Het is ook mogelijk om eigen modelparameters te specificeren, door Eigen parameters aan te vinken.

 

De knop Updaten wordt voor de automatische berekening van de modelparameters via optimalisatie gebruikt. De automatische berekening wordt ook toegepast in het geval dat Eigen parameters niet is aangevinkt en één of meer parameters veranderd worden (bijvoorbeeld het aanloopkoppel) en u op OK klikt.

 

De knop Plotten geeft de toerental-koppel en toerental-stroom karakteristieken voor de huidige modelparameters.

 

FormDynAMParameters

 

De karakteristieken zijn normaal bij de nominale spanning geplot.

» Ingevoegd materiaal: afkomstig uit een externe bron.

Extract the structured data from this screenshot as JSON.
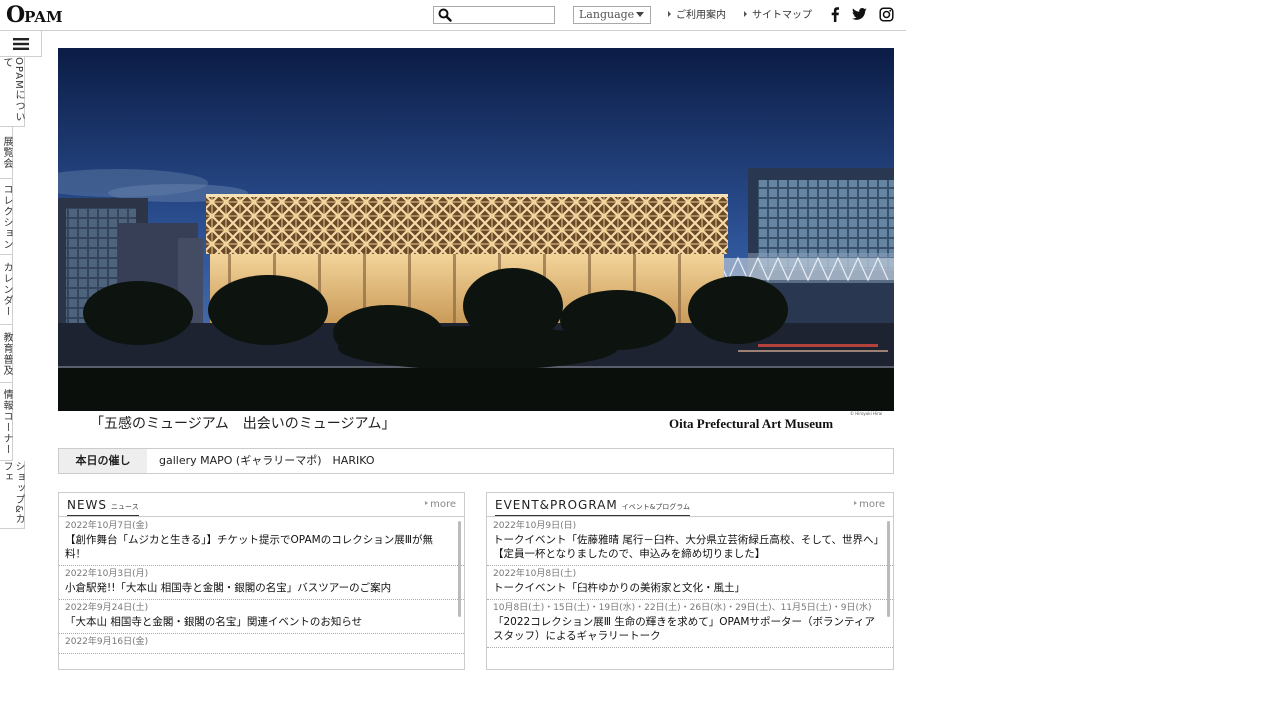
{
  "header": {
    "logo": {
      "main": "OPAM",
      "part1": "O",
      "part2": "P",
      "part3": "A",
      "part4": "M"
    },
    "search": {
      "placeholder": ""
    },
    "language": {
      "selected": "Language"
    },
    "links": [
      {
        "label": "ご利用案内"
      },
      {
        "label": "サイトマップ"
      }
    ],
    "social": [
      {
        "icon": "facebook-icon"
      },
      {
        "icon": "twitter-icon"
      },
      {
        "icon": "instagram-icon"
      }
    ]
  },
  "leftnav": {
    "menu_icon": "hamburger-icon",
    "items": [
      {
        "label": "OPAMについて"
      },
      {
        "label": "展覧会"
      },
      {
        "label": "コレクション"
      },
      {
        "label": "カレンダー"
      },
      {
        "label": "教育普及"
      },
      {
        "label": "情報コーナー"
      },
      {
        "label": "ショップ&カフェ"
      }
    ]
  },
  "hero": {
    "tagline": "「五感のミュージアム　出会いのミュージアム」",
    "museum_name": "Oita Prefectural Art Museum",
    "credit": "© Hiroyuki Hirai"
  },
  "today": {
    "label": "本日の催し",
    "value": "gallery MAPO (ギャラリーマポ)　HARIKO"
  },
  "news": {
    "title": "NEWS",
    "subtitle": "ニュース",
    "more": "more",
    "items": [
      {
        "date": "2022年10月7日(金)",
        "text": "【創作舞台「ムジカと生きる」】チケット提示でOPAMのコレクション展Ⅲが無料！"
      },
      {
        "date": "2022年10月3日(月)",
        "text": "小倉駅発!!「大本山 相国寺と金閣・銀閣の名宝」バスツアーのご案内"
      },
      {
        "date": "2022年9月24日(土)",
        "text": "「大本山 相国寺と金閣・銀閣の名宝」関連イベントのお知らせ"
      },
      {
        "date": "2022年9月16日(金)",
        "text": ""
      }
    ]
  },
  "events": {
    "title": "EVENT&PROGRAM",
    "subtitle": "イベント&プログラム",
    "more": "more",
    "items": [
      {
        "date": "2022年10月9日(日)",
        "text": "トークイベント「佐藤雅晴 尾行－臼杵、大分県立芸術緑丘高校、そして、世界へ」【定員一杯となりましたので、申込みを締め切りました】"
      },
      {
        "date": "2022年10月8日(土)",
        "text": "トークイベント「臼杵ゆかりの美術家と文化・風土」"
      },
      {
        "date": "10月8日(土)・15日(土)・19日(水)・22日(土)・26日(水)・29日(土)、11月5日(土)・9日(水)",
        "text": "「2022コレクション展Ⅲ 生命の輝きを求めて」OPAMサポーター（ボランティアスタッフ）によるギャラリートーク"
      }
    ]
  },
  "colors": {
    "sky_top": "#0c1f4a",
    "sky_bottom": "#3f66a8",
    "facade": "#e9c78e",
    "border": "#cccccc"
  }
}
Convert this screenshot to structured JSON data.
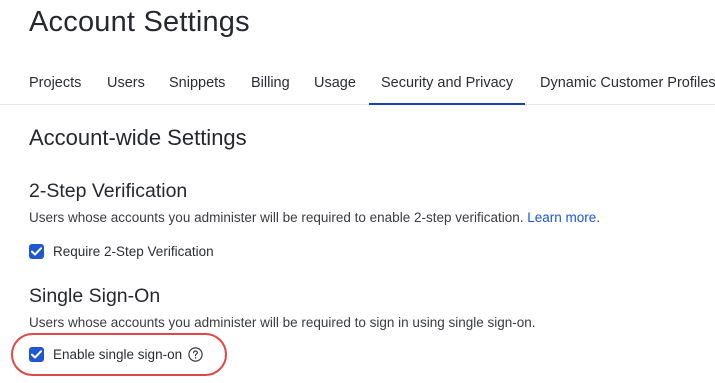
{
  "page": {
    "title": "Account Settings"
  },
  "tabs": [
    {
      "label": "Projects",
      "active": false
    },
    {
      "label": "Users",
      "active": false
    },
    {
      "label": "Snippets",
      "active": false
    },
    {
      "label": "Billing",
      "active": false
    },
    {
      "label": "Usage",
      "active": false
    },
    {
      "label": "Security and Privacy",
      "active": true
    },
    {
      "label": "Dynamic Customer Profiles",
      "active": false
    }
  ],
  "main": {
    "section_title": "Account-wide Settings",
    "two_step": {
      "title": "2-Step Verification",
      "description": "Users whose accounts you administer will be required to enable 2-step verification.",
      "learn_more": "Learn more",
      "learn_more_suffix": ".",
      "checkbox_label": "Require 2-Step Verification",
      "checked": true
    },
    "sso": {
      "title": "Single Sign-On",
      "description": "Users whose accounts you administer will be required to sign in using single sign-on.",
      "checkbox_label": "Enable single sign-on",
      "checked": true,
      "help_icon": "question-circle-icon"
    }
  },
  "colors": {
    "accent": "#1f56d1",
    "active_tab_underline": "#1a3fbf",
    "link": "#1a56db",
    "highlight_ring": "#e04848"
  }
}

In geval van afwijkende statorspanningen is het ook mogelijk om deze aan te passen middels het Spanning invoerveld.

 

Het vinkje gemeten punten toont de punten aan die via Punten toevoegen... zijn opgegeven.

 

Door het vinkje parameters aanpassen te selecteren is de gebruiker in staat om de invloed van het aanpassen van de parameters op de karakteristiek te beoordelen. Deze aanpassing vindt plaats via directe wijziging van parameter waarde of via pijltjes naast de desbetreffende invoerveld te klikken. In het laatste geval wordt de bijhorende parameter verhoogd/verlaagt met de waarde die in dR (voor weerstanden) of dX (voor reactanties) invoerveld gegeven is. De afwijkingen van de belangrijkste punten zijn in het rechter deel van de venster in numerieke vorm opgesomd. Deze berekende punten komen van de berekening van karakteristieken met gebruik van modelparameters. De gemeten punten zijn de gegevens die door de gebruiker gespecificeerd zijn bij de invoer van de asynchrone machine naamplaatgegevens. Kleinste kwadraten fout geeft aan hoe goed de berekende karakteristieken de werkelijkheid (de gemeten punten) benaderen. Hoe kleiner is dit getal, hoe beter de benadering is. Indien de parameters aangepast zijn en op de OK knop is geklikt, worden parameters automatisch ingelezen naar de desbetreffende invoervelden van de hoofdvenster.